Did I always understand Layla’s actions? Not in the slightest. I had no clue as to why she didn’t do more to defend herself, to help the police, given her constant protestations of innocence. But as the story unfolds, told through a series of flashback scenes and scenes which are set during Layla’s prolonged detention and formal interview, things started to become clearer. Sort of. For whilst Imran Mahmood provided an explanation for certain aspects of the case, he muddied the waters in others, bringing Layla’s strange an increasingly irrational behaviour to the forefront of our attention. And given certain aspects of Layla’s home life, you’d be forgiven for thinking there may just be an element of truth to the police’s assertions.
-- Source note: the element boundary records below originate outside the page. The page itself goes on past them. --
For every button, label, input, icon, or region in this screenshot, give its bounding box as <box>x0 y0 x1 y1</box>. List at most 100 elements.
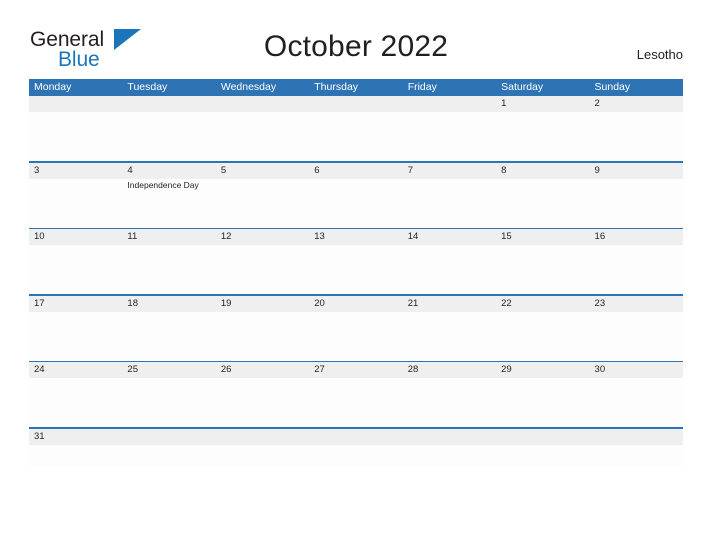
day-event <box>496 312 589 361</box>
date-number[interactable]: 23 <box>590 296 683 312</box>
week-row: 3 4 5 6 7 8 9 Independence Day <box>29 162 683 229</box>
events-strip <box>29 112 683 161</box>
day-event <box>590 312 683 361</box>
dow-thursday: Thursday <box>314 81 359 93</box>
date-number[interactable]: 6 <box>309 163 402 179</box>
day-event <box>403 179 496 228</box>
date-number[interactable]: 8 <box>496 163 589 179</box>
dow-sunday: Sunday <box>594 81 631 93</box>
day-event <box>309 179 402 228</box>
page-header: General Blue October 2022 Lesotho <box>0 0 712 79</box>
events-strip <box>29 311 683 361</box>
date-number[interactable]: 16 <box>590 229 683 245</box>
date-strip: 31 <box>29 428 683 445</box>
day-event <box>29 112 122 161</box>
date-number[interactable] <box>309 429 402 445</box>
day-event <box>216 312 309 361</box>
date-number[interactable]: 10 <box>29 229 122 245</box>
date-number[interactable]: 17 <box>29 296 122 312</box>
date-number[interactable]: 19 <box>216 296 309 312</box>
dow-saturday: Saturday <box>501 81 544 93</box>
events-strip <box>29 378 683 427</box>
date-number[interactable] <box>216 96 309 112</box>
date-number[interactable]: 1 <box>496 96 589 112</box>
day-event <box>403 112 496 161</box>
week-row: 17 18 19 20 21 22 23 <box>29 295 683 362</box>
dow-friday: Friday <box>407 81 437 93</box>
day-event <box>29 378 122 427</box>
date-number[interactable] <box>590 429 683 445</box>
date-strip: 3 4 5 6 7 8 9 <box>29 162 683 179</box>
date-strip: 17 18 19 20 21 22 23 <box>29 295 683 312</box>
date-number[interactable]: 20 <box>309 296 402 312</box>
date-number[interactable] <box>216 429 309 445</box>
date-number[interactable] <box>309 96 402 112</box>
date-number[interactable]: 24 <box>29 362 122 378</box>
date-number[interactable]: 7 <box>403 163 496 179</box>
date-number[interactable]: 26 <box>216 362 309 378</box>
week-row: 24 25 26 27 28 29 30 <box>29 362 683 429</box>
page-title: October 2022 <box>263 30 449 63</box>
day-event <box>309 378 402 427</box>
date-number[interactable] <box>29 96 122 112</box>
date-number[interactable]: 31 <box>29 429 122 445</box>
date-number[interactable]: 9 <box>590 163 683 179</box>
events-strip <box>29 444 683 467</box>
date-number[interactable]: 29 <box>496 362 589 378</box>
date-number[interactable] <box>122 429 215 445</box>
date-number[interactable]: 25 <box>122 362 215 378</box>
date-number[interactable]: 12 <box>216 229 309 245</box>
date-number[interactable]: 28 <box>403 362 496 378</box>
events-strip: Independence Day <box>29 178 683 228</box>
day-event <box>496 112 589 161</box>
date-number[interactable]: 18 <box>122 296 215 312</box>
day-event <box>590 245 683 294</box>
day-event <box>29 179 122 228</box>
day-event <box>403 312 496 361</box>
calendar-grid: Monday Tuesday Wednesday Thursday Friday… <box>29 79 683 467</box>
date-number[interactable] <box>403 429 496 445</box>
date-number[interactable]: 27 <box>309 362 402 378</box>
date-number[interactable]: 5 <box>216 163 309 179</box>
day-event <box>216 245 309 294</box>
week-row: 1 2 <box>29 96 683 163</box>
events-strip <box>29 245 683 294</box>
day-event <box>216 112 309 161</box>
dow-monday: Monday <box>34 81 72 93</box>
date-number[interactable]: 11 <box>122 229 215 245</box>
date-number[interactable] <box>403 96 496 112</box>
country-label: Lesotho <box>636 47 683 62</box>
date-number[interactable]: 21 <box>403 296 496 312</box>
day-event <box>309 112 402 161</box>
date-number[interactable] <box>122 96 215 112</box>
day-event <box>122 378 215 427</box>
date-number[interactable]: 30 <box>590 362 683 378</box>
day-event <box>122 245 215 294</box>
day-event <box>216 179 309 228</box>
date-number[interactable]: 22 <box>496 296 589 312</box>
day-event <box>496 179 589 228</box>
dow-tuesday: Tuesday <box>127 81 168 93</box>
day-event <box>590 179 683 228</box>
date-number[interactable]: 2 <box>590 96 683 112</box>
day-event <box>590 378 683 427</box>
day-event <box>122 112 215 161</box>
week-row: 31 <box>29 428 683 467</box>
day-event <box>309 312 402 361</box>
dow-wednesday: Wednesday <box>220 81 277 93</box>
date-strip: 10 11 12 13 14 15 16 <box>29 229 683 245</box>
day-event <box>122 312 215 361</box>
day-event <box>216 378 309 427</box>
date-number[interactable]: 13 <box>309 229 402 245</box>
date-number[interactable] <box>496 429 589 445</box>
date-number[interactable]: 4 <box>122 163 215 179</box>
date-strip: 1 2 <box>29 96 683 112</box>
date-number[interactable]: 14 <box>403 229 496 245</box>
day-event <box>496 245 589 294</box>
day-event <box>403 245 496 294</box>
date-number[interactable]: 15 <box>496 229 589 245</box>
date-number[interactable]: 3 <box>29 163 122 179</box>
day-event <box>403 378 496 427</box>
day-event <box>309 245 402 294</box>
day-event-independence-day: Independence Day <box>127 179 199 190</box>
I really enjoyed this book, the back and forth and the subterfuge of it all. It’s packed with suspense and mystery, a slow growing tension which peaks are key points throughout the narrative only to wane a touch as the author builds towards a dramatic and completely unexpected ending. Unexpected but not unwelcome. I had an inkling about aspects of the big reveals early on in the book, but not in a way that spoiled my enjoyment of it, and with pitch perfect pacing, I absolutely tore through the story in no time.
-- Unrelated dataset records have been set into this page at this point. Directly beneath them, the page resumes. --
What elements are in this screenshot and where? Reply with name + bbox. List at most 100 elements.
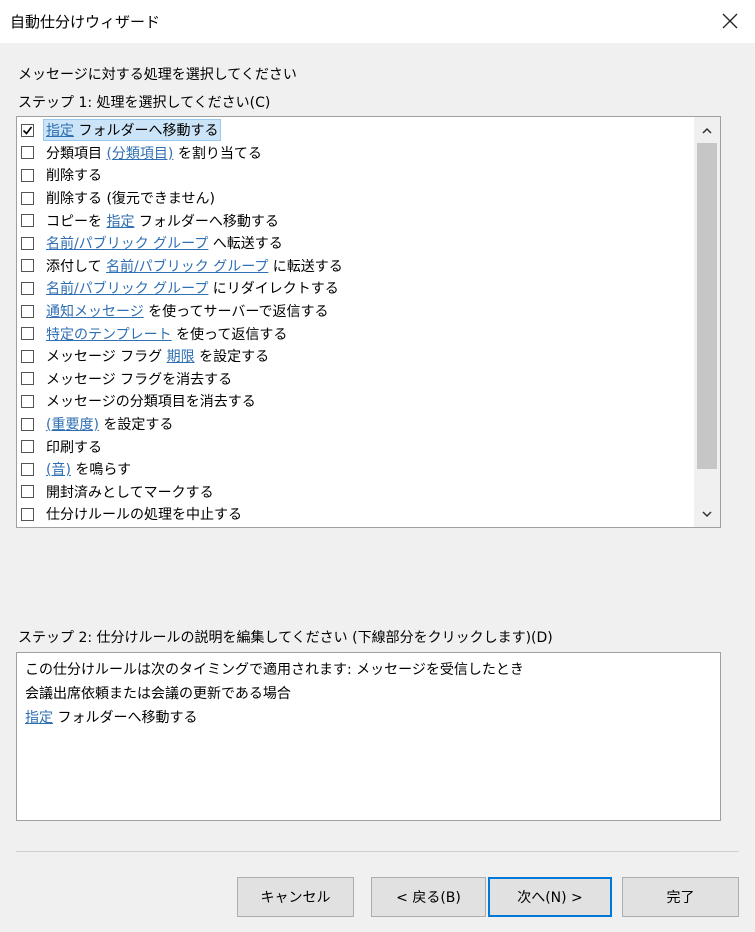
action-checkbox[interactable] (21, 304, 34, 318)
finish-button[interactable]: 完了 (622, 877, 739, 917)
action-checkbox[interactable] (21, 146, 34, 160)
action-item[interactable]: 指定 フォルダーへ移動する (17, 119, 693, 142)
action-item[interactable]: メッセージの分類項目を消去する (17, 390, 693, 413)
action-text: 印刷する (46, 439, 102, 456)
action-label: 添付して 名前/パブリック グループ に転送する (44, 256, 345, 276)
action-item[interactable]: 通知メッセージ を使ってサーバーで返信する (17, 300, 693, 323)
action-text: にリダイレクトする (208, 281, 339, 298)
action-label: 特定のテンプレート を使って返信する (44, 324, 289, 344)
action-checkbox[interactable] (21, 327, 34, 341)
action-link[interactable]: 名前/パブリック グループ (106, 256, 268, 276)
action-checkbox[interactable] (21, 394, 34, 408)
action-text: コピーを (46, 213, 107, 230)
action-item[interactable]: メッセージ フラグ 期限 を設定する (17, 345, 693, 368)
action-link[interactable]: 名前/パブリック グループ (46, 233, 208, 253)
action-item[interactable]: 削除する (復元できません) (17, 187, 693, 210)
action-text: を使って返信する (171, 326, 288, 343)
action-checkbox[interactable] (21, 123, 34, 137)
action-text: 会議出席依頼または会議の更新である場合 (25, 686, 291, 702)
action-checkbox[interactable] (21, 214, 34, 228)
action-item[interactable]: コピーを 指定 フォルダーへ移動する (17, 209, 693, 232)
action-checkbox[interactable] (21, 372, 34, 386)
chevron-up-icon (702, 127, 712, 134)
action-item[interactable]: 特定のテンプレート を使って返信する (17, 322, 693, 345)
divider (16, 851, 739, 852)
action-checkbox[interactable] (21, 417, 34, 431)
action-label: 名前/パブリック グループ にリダイレクトする (44, 278, 341, 298)
action-link[interactable]: 指定 (25, 707, 53, 727)
action-label: 分類項目 (分類項目) を割り当てる (44, 143, 264, 163)
action-label: メッセージ フラグ 期限 を設定する (44, 346, 271, 366)
action-item[interactable]: 印刷する (17, 435, 693, 458)
action-item[interactable]: メッセージ フラグを消去する (17, 368, 693, 391)
action-link[interactable]: 指定 (106, 211, 134, 231)
action-item[interactable]: 分類項目 (分類項目) を割り当てる (17, 142, 693, 165)
action-link[interactable]: 指定 (46, 120, 74, 140)
action-text: に転送する (268, 258, 343, 275)
action-label: 削除する (復元できません) (44, 188, 217, 208)
back-button[interactable]: < 戻る(B) (371, 877, 486, 917)
action-label: 削除する (44, 165, 104, 185)
action-checkbox[interactable] (21, 236, 34, 250)
action-text: 削除する (46, 168, 102, 185)
action-link[interactable]: 期限 (167, 346, 195, 366)
action-item[interactable]: 添付して 名前/パブリック グループ に転送する (17, 255, 693, 278)
action-label: 通知メッセージ を使ってサーバーで返信する (44, 301, 331, 321)
action-label: コピーを 指定 フォルダーへ移動する (44, 211, 281, 231)
chevron-down-icon (702, 510, 712, 517)
action-link[interactable]: (重要度) (46, 414, 99, 434)
action-label: 仕分けルールの処理を中止する (44, 504, 244, 524)
action-text: を割り当てる (173, 145, 262, 162)
action-checkbox[interactable] (21, 259, 34, 273)
close-button[interactable] (711, 5, 749, 37)
actions-scrollbar[interactable] (694, 117, 720, 527)
action-link[interactable]: 通知メッセージ (46, 301, 144, 321)
action-text: 分類項目 (46, 145, 107, 162)
next-button[interactable]: 次へ(N) > (488, 877, 612, 917)
actions-list: 指定 フォルダーへ移動する 分類項目 (分類項目) を割り当てる 削除する 削除する … (17, 119, 693, 526)
action-text: を鳴らす (70, 462, 132, 479)
action-checkbox[interactable] (21, 462, 34, 476)
action-label: (重要度) を設定する (44, 414, 175, 434)
cancel-button[interactable]: キャンセル (237, 877, 354, 917)
action-text: この仕分けルールは次のタイミングで適用されます: メッセージを受信したとき (25, 662, 524, 678)
action-link[interactable]: (音) (46, 459, 71, 479)
action-item[interactable]: 開封済みとしてマークする (17, 481, 693, 504)
action-text: を設定する (98, 417, 174, 434)
close-icon (722, 13, 738, 29)
action-checkbox[interactable] (21, 191, 34, 205)
description-line: この仕分けルールは次のタイミングで適用されます: メッセージを受信したとき (25, 657, 712, 681)
action-item[interactable]: (音) を鳴らす (17, 458, 693, 481)
action-text: フォルダーへ移動する (134, 213, 279, 230)
scroll-thumb[interactable] (697, 143, 717, 469)
action-text: フォルダーへ移動する (74, 123, 219, 140)
action-label: 開封済みとしてマークする (44, 482, 216, 502)
action-text: 開封済みとしてマークする (46, 484, 214, 501)
action-item[interactable]: 削除する (17, 164, 693, 187)
actions-listbox[interactable]: 指定 フォルダーへ移動する 分類項目 (分類項目) を割り当てる 削除する 削除する … (16, 116, 721, 528)
page-heading: メッセージに対する処理を選択してください (18, 67, 297, 83)
action-text: 削除する (復元できません) (46, 191, 215, 208)
action-text: 仕分けルールの処理を中止する (46, 507, 242, 524)
action-item[interactable]: 仕分けルールの処理を中止する (17, 503, 693, 526)
action-checkbox[interactable] (21, 507, 34, 521)
action-checkbox[interactable] (21, 349, 34, 363)
action-checkbox[interactable] (21, 281, 34, 295)
action-label: メッセージの分類項目を消去する (44, 391, 258, 411)
scroll-up-button[interactable] (694, 119, 720, 141)
action-checkbox[interactable] (21, 440, 34, 454)
action-checkbox[interactable] (21, 168, 34, 182)
rule-description-box: この仕分けルールは次のタイミングで適用されます: メッセージを受信したとき 会議出… (16, 652, 721, 821)
action-label: 指定 フォルダーへ移動する (42, 119, 222, 142)
action-link[interactable]: (分類項目) (106, 143, 173, 163)
action-link[interactable]: 名前/パブリック グループ (46, 278, 208, 298)
action-item[interactable]: (重要度) を設定する (17, 413, 693, 436)
action-label: 名前/パブリック グループ へ転送する (44, 233, 285, 253)
action-text: へ転送する (208, 236, 283, 253)
action-item[interactable]: 名前/パブリック グループ にリダイレクトする (17, 277, 693, 300)
action-link[interactable]: 特定のテンプレート (46, 324, 172, 344)
action-item[interactable]: 名前/パブリック グループ へ転送する (17, 232, 693, 255)
title-bar: 自動仕分けウィザード (0, 0, 755, 43)
scroll-down-button[interactable] (694, 503, 720, 525)
action-checkbox[interactable] (21, 485, 34, 499)
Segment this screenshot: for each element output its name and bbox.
Another absolute belter of a story from an author who never fails to surprise and entertain. Tense, with a complex narrative that twists and turns with the same chaotic precision as spaghetti junction, and characters who you can never truly trust, fans of the author are sure to love All I Said Was True. An easy and most definite recommendation.

About the Author

Imran Mahmood is a practicing barrister with thirty years’ experience fighting cases in courtrooms across the country. His previous novels have been highly critically acclaimed: You Don’t Know Me was a BBC Radio 2 Book Club choice, Goldsboro Book of the Month and was shortlisted for the Glass Bell Award; both this and I Know What I Saw were longlisted for Theakston Crime Novel of the Year and the CWA Gold Dagger. You Don’t Know Me was also made into a hugely successful BBC1 adaptation in association with Netflix. When not in court or writing novels or screenplays he can sometimes be found on the Red Hot Chilli Writers’ podcast as one of their regular contributors. He hails from Liverpool but now lives in London with his wife and daughters.